/Semantic-Based-Video-Subtitle-Search-engine

Leveraged natural language processing and machine learning techniques to enhance the relevance and accuracy of search results by building a semantic search engine.

Primary LanguageJupyter Notebook

Semantic Based Video📺 Subtitle Search engine

Search

Note

This is a team project between Sarthak Agrawal and myself during our internship at Innomatics Research Labs.

Background

In the fast-evolving landscape of digital content, effective search engines play a pivotal role in connecting users with relevant information. Example, for Google, providing a seamless and accurate search experience is paramount. This project focuses on improving the search relevance for video subtitles, enhancing the accessibility of video content.

Problem⁉

There is a difficulty of finding relevant video content through traditional keyword-based search methods when searching for subtitles. Currently, most search engines rely on keywords within video titles, descriptions, or closed captions. However, this approach is not ideal for finding specific content within a video based on dialogue or spoken information.

Objective

Develop an advanced search engine algorithm that efficiently retrieves subtitles based on user queries, with a specific emphasis on subtitle content. The primary goal is to leverage natural language processing and machine learning techniques to enhance the relevance and accuracy of search results by building a semantic search engine.

About the data

The database provided contained a sample of 82,498 subtitle files from opensubtitles.org. Most of the subtitles are of movies and TV-series which were released after 1990 and before 2024.

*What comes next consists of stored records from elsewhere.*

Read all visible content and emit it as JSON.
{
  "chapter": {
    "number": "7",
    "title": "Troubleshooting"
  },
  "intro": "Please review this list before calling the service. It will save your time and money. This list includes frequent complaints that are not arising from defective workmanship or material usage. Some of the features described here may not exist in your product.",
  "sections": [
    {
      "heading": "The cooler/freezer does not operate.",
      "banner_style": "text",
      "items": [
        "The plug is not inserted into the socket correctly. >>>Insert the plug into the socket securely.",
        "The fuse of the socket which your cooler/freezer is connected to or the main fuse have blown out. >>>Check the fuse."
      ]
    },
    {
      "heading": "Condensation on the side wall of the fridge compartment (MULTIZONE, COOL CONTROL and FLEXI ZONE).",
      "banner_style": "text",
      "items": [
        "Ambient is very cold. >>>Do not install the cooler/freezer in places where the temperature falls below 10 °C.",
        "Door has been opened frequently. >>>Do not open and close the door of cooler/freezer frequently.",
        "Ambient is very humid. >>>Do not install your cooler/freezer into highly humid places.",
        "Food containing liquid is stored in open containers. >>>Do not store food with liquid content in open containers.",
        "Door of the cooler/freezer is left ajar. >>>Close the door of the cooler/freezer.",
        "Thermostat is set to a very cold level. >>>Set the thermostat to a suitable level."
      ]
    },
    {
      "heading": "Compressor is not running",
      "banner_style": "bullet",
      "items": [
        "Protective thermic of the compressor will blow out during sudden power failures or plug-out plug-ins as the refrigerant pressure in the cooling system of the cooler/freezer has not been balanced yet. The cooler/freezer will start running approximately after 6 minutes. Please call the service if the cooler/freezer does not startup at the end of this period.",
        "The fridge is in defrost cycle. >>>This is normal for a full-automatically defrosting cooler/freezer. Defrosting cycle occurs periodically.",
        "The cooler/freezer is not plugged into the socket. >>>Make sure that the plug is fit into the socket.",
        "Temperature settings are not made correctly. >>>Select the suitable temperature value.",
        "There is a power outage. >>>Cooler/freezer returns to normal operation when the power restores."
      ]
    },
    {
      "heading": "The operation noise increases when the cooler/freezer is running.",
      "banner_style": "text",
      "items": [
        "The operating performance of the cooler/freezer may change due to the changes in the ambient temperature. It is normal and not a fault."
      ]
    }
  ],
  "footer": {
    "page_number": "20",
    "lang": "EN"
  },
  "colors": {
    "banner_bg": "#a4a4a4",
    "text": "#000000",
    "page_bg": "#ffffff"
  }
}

Database File Name: eng_subtitles_database.db

Database contains a table called 'zipfiles' with three columns:

  • num: Unique Subtitle ID reference for www.opensubtitles.org
  • name: Subtitle File Name
  • content: Subtitle files were compressed and stored as a binary using 'latin-1' encoding.

Project steps🪜

Below is an outline of the steps taken to meet the project's objective:

  1. Reading the Data from the Database – decompressing and decoding
  2. Data cleaning
  3. Data chunking
  4. Generating text embedding
  5. Storing data in a vector database (vector stores)
  6. Frontend application to access the Search Engine

Find the comprehensive documentation of these steps here

Tech stack🛠

In the course of this project the following tools and languages were utilized:

  • Python
  • ChromaDB
  • Natural Language Processing
  • Streamlit
  • Google Colab

You can also find the project report here as well.

Final output

Below is the final ouput of our project - an interactive web application.

Final output 1

The figure below shows the redirection to the OpenSubtitles.org page

Final output 2

Conclusion

In this project we built an MVP (Minimum Viable Product) that bridges the gap between a user’s search intent and the content of video subtitles. We did this by utilizing techniques like light cleaning to preserve contextual meanings, semantic chunking on our subtitle files to mitigate information loss and created an iterative web app to test our solution. This is a glimpse of what can be done in building a semantic based search engine for video subtitles. We encourage exploring this concept deeper in building a more robust search engine.